15.01.2012

Planung ohne Öffentlichkeit?

Abwägungsgebot erfordert eine Bürgerbeteiligung

Planung ohne Öffentlichkeit?

Abwägungsgebot erfordert eine Bürgerbeteiligung

Kann es gelingen, alle abwägungserheblichen Belange zu ermitteln, ohne die Öffentlichkeit zu beteiligen? | © Zoe - Fotolia
Kann es gelingen, alle abwägungserheblichen Belange zu ermitteln, ohne die Öffentlichkeit zu beteiligen? | © Zoe - Fotolia

Die Öffentlichkeitsbeteiligung im Planungsrecht ist seit den Querelen um „Stuttgart 21” Gegenstand einer kontrovers geführten Diskussion. Es ist aber festzuhalten:

Das Bahnhofsprojekt in Stuttgart kann sich auf einen Planfeststellungsbeschluss stützen, dem die Ergebnisse eines Anhörungsverfahrens zugrunde liegen, in dem auch die Öffentlichkeit beteiligt wurde.

Es gibt aber auch Planungen, deren Verfahrensschritte kaum oder überhaupt nicht geregelt sind und die daher unter Ausschluss der Öffentlichkeit vonstatten gehen. Sie sind dem kritischen Bürger besonders suspekt, verströmen sie doch den miefigen Geruch des behördlichen Hinterzimmers, in dem sie – gewiss am grünen Tisch – beschlossen wurden. Eine dieser „exklusiven” Planungen ist die Festlegung von Flugrouten (vgl. § 27 a Abs. 2 Satz 1 LuftVO; dazu Michl, ThürVBl. 2011, 121 ff.); ein anderes Beispiel ist die Einrichtung eines „Bombodroms” der Bundeswehr auf dem Gelände eines ehemaligen sowjetischen Truppenübungsplatzes aufgrund einer recht abenteuerlichen Rechtsgrundlage im Einigungsvertrag (vgl. OVG Berlin-Brandenburg, Urt. v. 27. 03. 2009 – Az. 2 B 9.08). Augenfällig ist das beträchtliche Konfliktpotenzial, das sich durch die „Exklusivität” der Planung noch verstärkt.

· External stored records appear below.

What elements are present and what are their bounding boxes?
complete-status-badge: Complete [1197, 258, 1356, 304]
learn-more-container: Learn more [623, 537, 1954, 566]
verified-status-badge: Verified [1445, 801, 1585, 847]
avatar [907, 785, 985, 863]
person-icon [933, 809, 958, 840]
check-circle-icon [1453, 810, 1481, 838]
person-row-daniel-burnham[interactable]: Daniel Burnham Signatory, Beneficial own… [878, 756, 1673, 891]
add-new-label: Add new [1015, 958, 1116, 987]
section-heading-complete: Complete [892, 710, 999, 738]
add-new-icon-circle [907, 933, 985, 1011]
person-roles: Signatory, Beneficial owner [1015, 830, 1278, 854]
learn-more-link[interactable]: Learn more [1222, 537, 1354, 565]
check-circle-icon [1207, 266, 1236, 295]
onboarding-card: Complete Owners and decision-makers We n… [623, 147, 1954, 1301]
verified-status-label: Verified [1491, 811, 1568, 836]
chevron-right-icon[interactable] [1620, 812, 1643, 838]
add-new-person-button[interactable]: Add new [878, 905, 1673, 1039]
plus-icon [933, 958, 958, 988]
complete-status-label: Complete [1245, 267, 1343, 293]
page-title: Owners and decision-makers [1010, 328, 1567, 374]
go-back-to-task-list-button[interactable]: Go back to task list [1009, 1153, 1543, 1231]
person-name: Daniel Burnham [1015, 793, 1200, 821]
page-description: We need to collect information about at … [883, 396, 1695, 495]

Diese Art der Planung wirft Fragen auf: Müssen nicht aus allgemeinen Grundsätzen heraus wenigstens die rechtlich betroffenen Bürger schon im Verfahren beteiligt werden? Und kann eine Planung vom grünen Tisch überhaupt vor Gericht Bestand haben?

Beteiligung aufgrund allgemeiner Verfahrensbestimmungen

Handelt es sich bei der Planungsentscheidung um einen Verwaltungsakt (so die Planung des „Bombodroms”), kann immerhin auf § 28 VwVfG zurückgegriffen werden, der zwar keine Jedermann-Beteiligung, wohl aber die Anhörung rechtlich Betroffener vorsieht. Für Allgemeinverfügungen weicht § 28 Abs. 2 Nr. 4 VwVfG diese Pflicht indes stark auf. Erfolgt die Planung durch Rechtssatz (so bei den Flugrouten), findet § 28 VwVfG von vorneherein keine Anwendung.

Naheliegend erscheint es, bei der Planfeststellung Anleihe zu nehmen. Der Wortlaut des § 72 Abs. 1 VwVfG erstickt diesen Gedanken aber im Keim, findet ein Planfeststellungsverfahren doch nur dann statt, wenn es „durch Rechtsvorschrift angeordnet” ist. Der Weg der Analogie ist damit versperrt: Ordnet der Normgeber bewusst kein förmliches Beteiligungsverfahren an, so handelt er nicht planwidrig.

Die in Rede stehenden „exklusiven” Planungen unterfallen weder dem Anwendungsbereich des UVPG und noch dem des zugrundeliegenden Unionsrechts, so dass die Öffentlichkeit auch nicht gem. §§ 9, 14 i UVPG zu beteiligen ist.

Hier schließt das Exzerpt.